We all know that motorcycling is challenging and enticing, which is why, in 2016, no less than 18.4 million of motor vehicles were registered in Australia. Nonetheless, although motorcycling is an unmatched experience when it’s not practiced right, it can get you in trouble.
By definition, new, inexperienced riders tend to make a handful of mistakes.
Some of these are failing to take a professional riding course, choosing a motorcycle that is out of their league, missing the safety check before riding, being cheap when it comes to purchasing gear, and being impatient.
Undermining the importance of taking a riding course
The first mistake is assuming that you’re too good to take a beginner’s riding course. Still, this mindset may jeopardise your safety on the road. The aspects you learn during the course are crucial for your protection. In truth, the lack of motorcycle licence is troubling, as 20 percent of Australian accidents involve Aussies that don’t hold a licence.
Assuming that small motorbikes are lame
If you want to purchase a big cruiser as your first motorcycle, we would like to say that this isn’t necessarily the best approach. Getting an adequate bike for your beginner level is highly recommended, and you shouldn’t assume that this will diminish your dignity. We’re not saying that you shouldn’t upgrade to a better motorcycle at some point, but it’s important to do so when the time is right.
Lack of experience in motorbike riding is a leading factor in crashes and fatalities, as noted in statistics. So, being a daredevil when it’s not the case is a rookie mistake you should avoid making.

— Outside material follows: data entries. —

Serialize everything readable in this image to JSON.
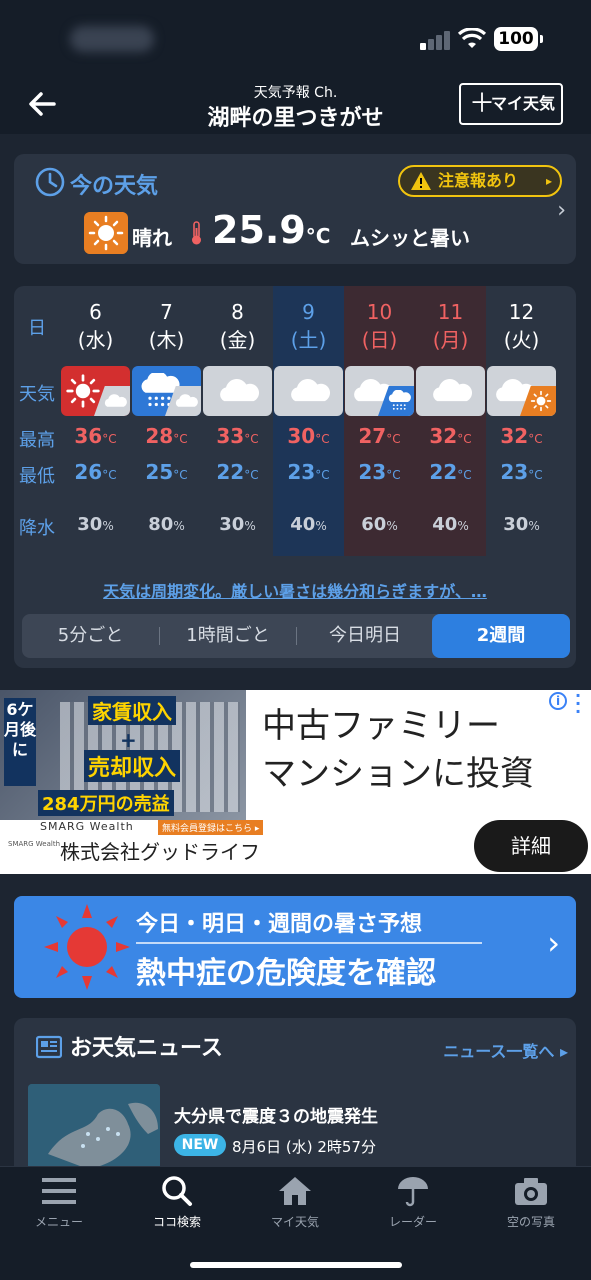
{
  "header": {
    "sub": "天気予報 Ch.",
    "title": "湖畔の里つきがせ",
    "my_weather_label": "マイ天気"
  },
  "now": {
    "title": "今の天気",
    "caution": "注意報あり",
    "condition": "晴れ",
    "temp": "25.9",
    "temp_unit": "°C",
    "feel": "ムシッと暑い"
  },
  "forecast": {
    "labels": {
      "day": "日",
      "weather": "天気",
      "high": "最高",
      "low": "最低",
      "precip": "降水"
    },
    "days": [
      {
        "num": "6",
        "dow": "(水)",
        "hi": "36",
        "lo": "26",
        "pr": "30",
        "icon_main": "sunny",
        "icon_sub": "cloudy"
      },
      {
        "num": "7",
        "dow": "(木)",
        "hi": "28",
        "lo": "25",
        "pr": "80",
        "icon_main": "rain",
        "icon_sub": "cloudy"
      },
      {
        "num": "8",
        "dow": "(金)",
        "hi": "33",
        "lo": "22",
        "pr": "30",
        "icon_main": "cloudy",
        "icon_sub": ""
      },
      {
        "num": "9",
        "dow": "(土)",
        "hi": "30",
        "lo": "23",
        "pr": "40",
        "icon_main": "cloudy",
        "icon_sub": ""
      },
      {
        "num": "10",
        "dow": "(日)",
        "hi": "27",
        "lo": "23",
        "pr": "60",
        "icon_main": "cloudy",
        "icon_sub": "rain"
      },
      {
        "num": "11",
        "dow": "(月)",
        "hi": "32",
        "lo": "22",
        "pr": "40",
        "icon_main": "cloudy",
        "icon_sub": ""
      },
      {
        "num": "12",
        "dow": "(火)",
        "hi": "32",
        "lo": "23",
        "pr": "30",
        "icon_main": "cloudy",
        "icon_sub": "sunny"
      }
    ],
    "unit_temp": "°C",
    "unit_precip": "%",
    "summary_link": "天気は周期変化。厳しい暑さは幾分和らぎますが、…",
    "tabs": [
      "5分ごと",
      "1時間ごと",
      "今日明日",
      "2週間"
    ]
  },
  "ad": {
    "badge": "6ケ月後に",
    "line1": "家賃収入",
    "plus": "+",
    "line2": "売却収入",
    "amount": "284万円の売益",
    "brand": "SMARG Wealth",
    "cta_small": "無料会員登録はこちら ▸",
    "headline1": "中古ファミリー",
    "headline2": "マンションに投資",
    "foot_brand": "SMARG Wealth",
    "company": "株式会社グッドライフ",
    "detail": "詳細"
  },
  "heat": {
    "line1": "今日・明日・週間の暑さ予想",
    "line2": "熱中症の危険度を確認"
  },
  "news": {
    "title": "お天気ニュース",
    "more": "ニュース一覧へ",
    "item_title": "大分県で震度３の地震発生",
    "badge": "NEW",
    "date": "8月6日 (水) 2時57分"
  },
  "nav": [
    "メニュー",
    "ココ検索",
    "マイ天気",
    "レーダー",
    "空の写真"
  ],
  "status": {
    "battery": "100"
  }
}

Being overly excited and not doing a proper safety check
Taking a course will outline the importance of doing a safety check before riding. Even so, many seasoned riders choose to ignore this. Think about this, though; in the case in which your tyres are under-inflated, or your brake lights don’t function, who knows what may happen on the road? A two-minute safety check can be life-saving.
Being cheap when it comes to purchasing gear
If you think that your old jeans and your dad’s half helmet will provide you with adequate protection on the road, think again. Being cheap is, in fact, a common aspect when it comes to gear, as many riders undermine its primary significance. Not wearing a helmet is often associated with risk-taking and is considered to influence the occurrence of accidents.
It goes without saying that what matters the most is driving safely; however, a high-quality jacket, gloves, boots, back protector and a full-face helmet providing you with decent visibility are mandatory for increasing your safety. Statistics indicate that the use of protective clothing can drastically diminish the injury risks for moped riders.
And finally, considering the combination of vulnerability, and excitement linked to motorcycling, it is not surprising that risk-taking is a common novice mistake. This is featured by excessive speeding, reckless driving, and violation of driving rules.
Motorcycling is genuinely exhilarating, but it can also be intimidating and dangerous if you don’t acknowledge the significance of staying safe on the road. Since the rate of motorcyclist deaths in Australia is 30 times bigger than the one of car owners, we advise you to factor in our safety tips.